Selain itu, para ustaz di pondok pesantren juga kerap menggunakan kekerasan untuk membikin jera para santrinya. Saya ditampar dengan keras oleh salah satu ustaz karena telat menghadiri upacara. Dengan mata melotot, si ustaz tampaknya menikmati proses penghukuman itu. Kekerasan menjadi bahasa utama di pondok pesantren.
Sebenarnya, negara telah berupaya untuk mencegah terjadinya kekerasan di lingkungan lembaga pendidikan, salah satunya pondok pesantren, dengan merumuskan Peraturan Menteri PPPA Nomor 8 Tahun 2014 tentang Sekolah Ramah Anak, serta Peraturan Menteri Pendidikam, Kebudayaan, Riset dan Teknologi Nomor 46 Tahun 2023 tentang Pencegahan dan Penanganan Kekerasan di Lingkungan Satuan Pendidikan.
Baca juga:
Sayangnya, banyak lembaga pendidikan yang belum menerapkan dua peraturan tersebut. Dalam Permen PPPA tentang Sekolah Ramah Anak disebutkan bahwa lembaga pendidikan harus membuat kebijakan anti-kekerasan yang dibuat bersama oleh pendidik, peserta didik, dan pihak lain yang terlibat dalam pendidikan anak.
Dalam kebijakan itu juga, lembaga pendidikan harus melarang segala bentuk kekerasan, seperti perundungan, larangan pemberian hukuman fisik, dan pemberian hukuman yang menyebabkan psikis peserta didik terganggu.
Sebelum saya mengenyam pendidikan di pondok pesantren, saya membayangkan bahwa hidup di sana akan tenang, aman, dan tenteram. Pondok pesantren, dalam pikiran saya, sudah pasti berpegang teguh kepada Al-Quran dan hadis. Kedua sumber ajaran Islam tersebut tidak mengajarkan kekerasan kepada sesama manusia.

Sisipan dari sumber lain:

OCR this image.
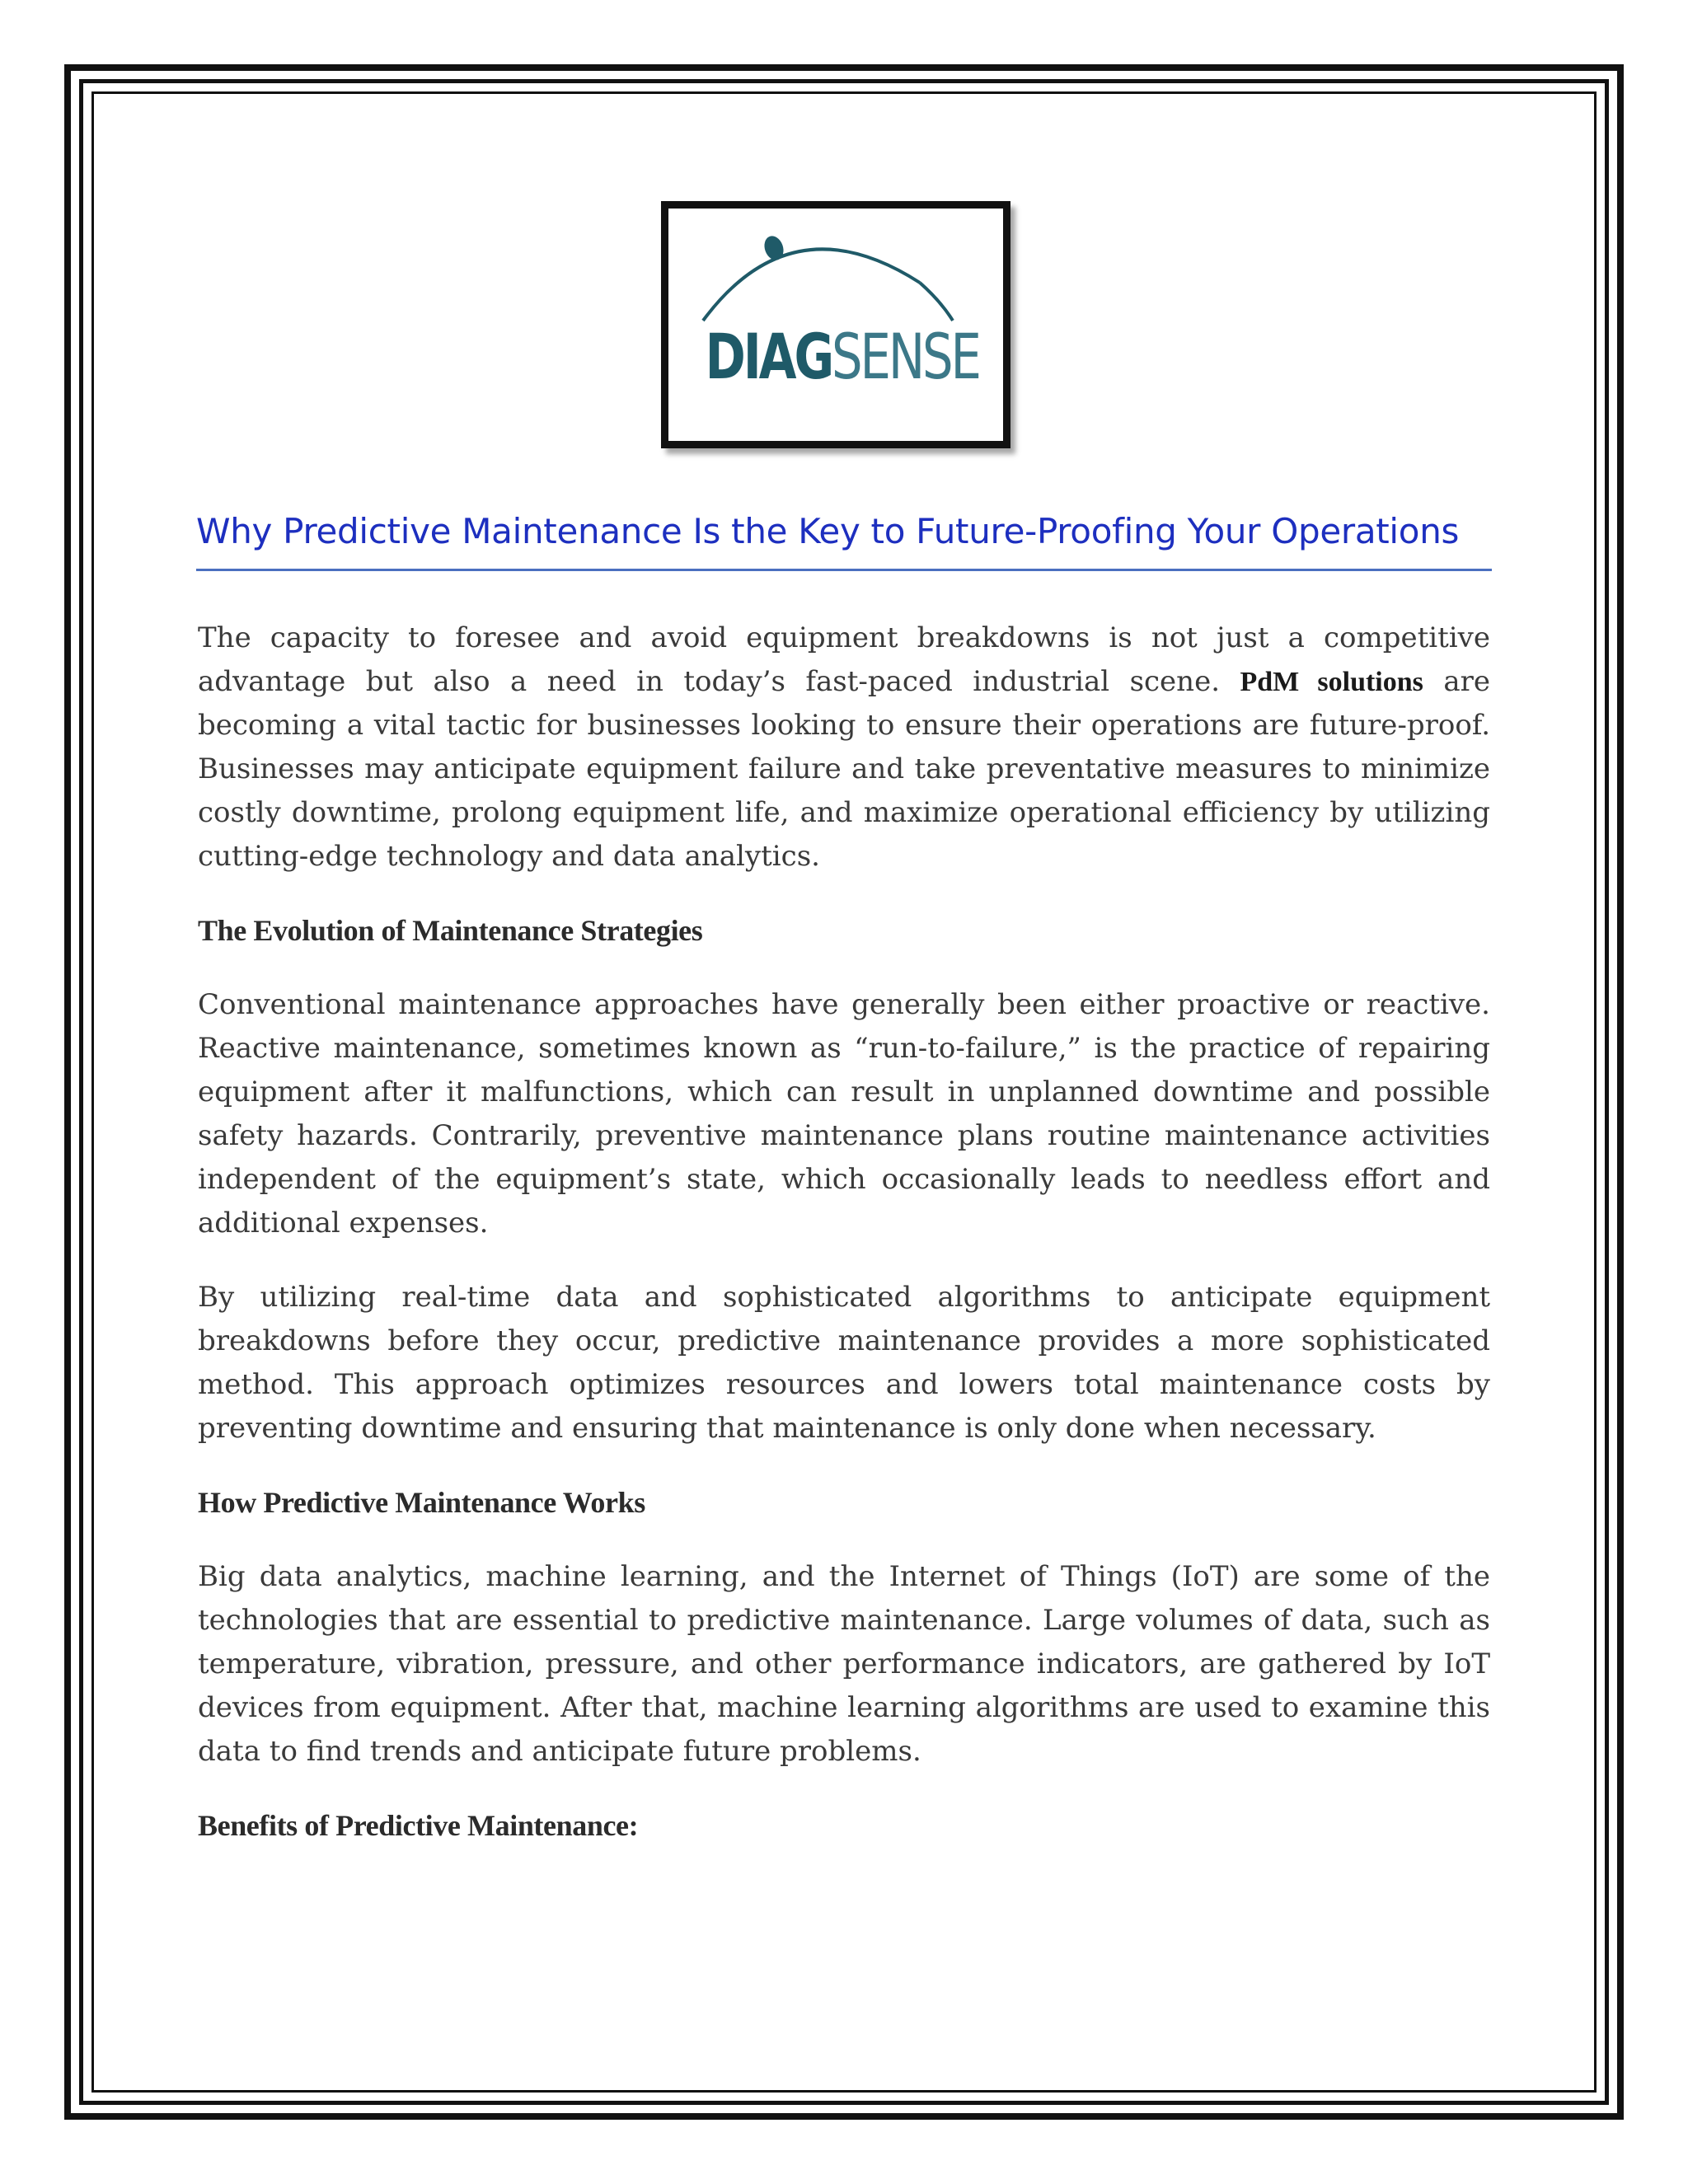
DIAGSENSE
Why Predictive Maintenance Is the Key to Future-Proofing Your Operations

The capacity to foresee and avoid equipment breakdowns is not just a competitive advantage but also a need in today’s fast-paced industrial scene. PdM solutions are becoming a vital tactic for businesses looking to ensure their operations are future-proof. Businesses may anticipate equipment failure and take preventative measures to minimize costly downtime, prolong equipment life, and maximize operational efficiency by utilizing cutting-edge technology and data analytics.

The Evolution of Maintenance Strategies

Conventional maintenance approaches have generally been either proactive or reactive. Reactive maintenance, sometimes known as “run-to-failure,” is the practice of repairing equipment after it malfunctions, which can result in unplanned downtime and possible safety hazards. Contrarily, preventive maintenance plans routine maintenance activities independent of the equipment’s state, which occasionally leads to needless effort and additional expenses.

By utilizing real-time data and sophisticated algorithms to anticipate equipment breakdowns before they occur, predictive maintenance provides a more sophisticated method. This approach optimizes resources and lowers total maintenance costs by preventing downtime and ensuring that maintenance is only done when necessary.

How Predictive Maintenance Works

Big data analytics, machine learning, and the Internet of Things (IoT) are some of the technologies that are essential to predictive maintenance. Large volumes of data, such as temperature, vibration, pressure, and other performance indicators, are gathered by IoT devices from equipment. After that, machine learning algorithms are used to examine this data to find trends and anticipate future problems.

Benefits of Predictive Maintenance:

Misalnya saja dalam Surat Al-Maidah ayat 32 yang berbunyi: “Barangsiapa membunuh seseorang, bukan karena orang itu membunuh orang lain, atau bukan karena berbuat kerusakan di bumi, maka seakan-akan dia telah membunuh semua manusia. Barangsiapa memelihara kehidupan seorang manusia, maka seakan-akan dia telah memelihara kehidupan semua manusia.”
Selamat jalan, Bintang. Kami akan terus berusaha menghancurkan budaya kekerasan di pondok pesantren. Pondok pesantren seharusnya menjadi tempat yang nyaman untuk belajar. Orang tua menitipkan kami ke pondok pesantren agar menjadi manusia yang cinta damai, bukan bernafsu melakukan tindakan keji. Istirahatlah dengan damai, Bintang. Cukup sudah budaya kekerasan di pondok pesantren.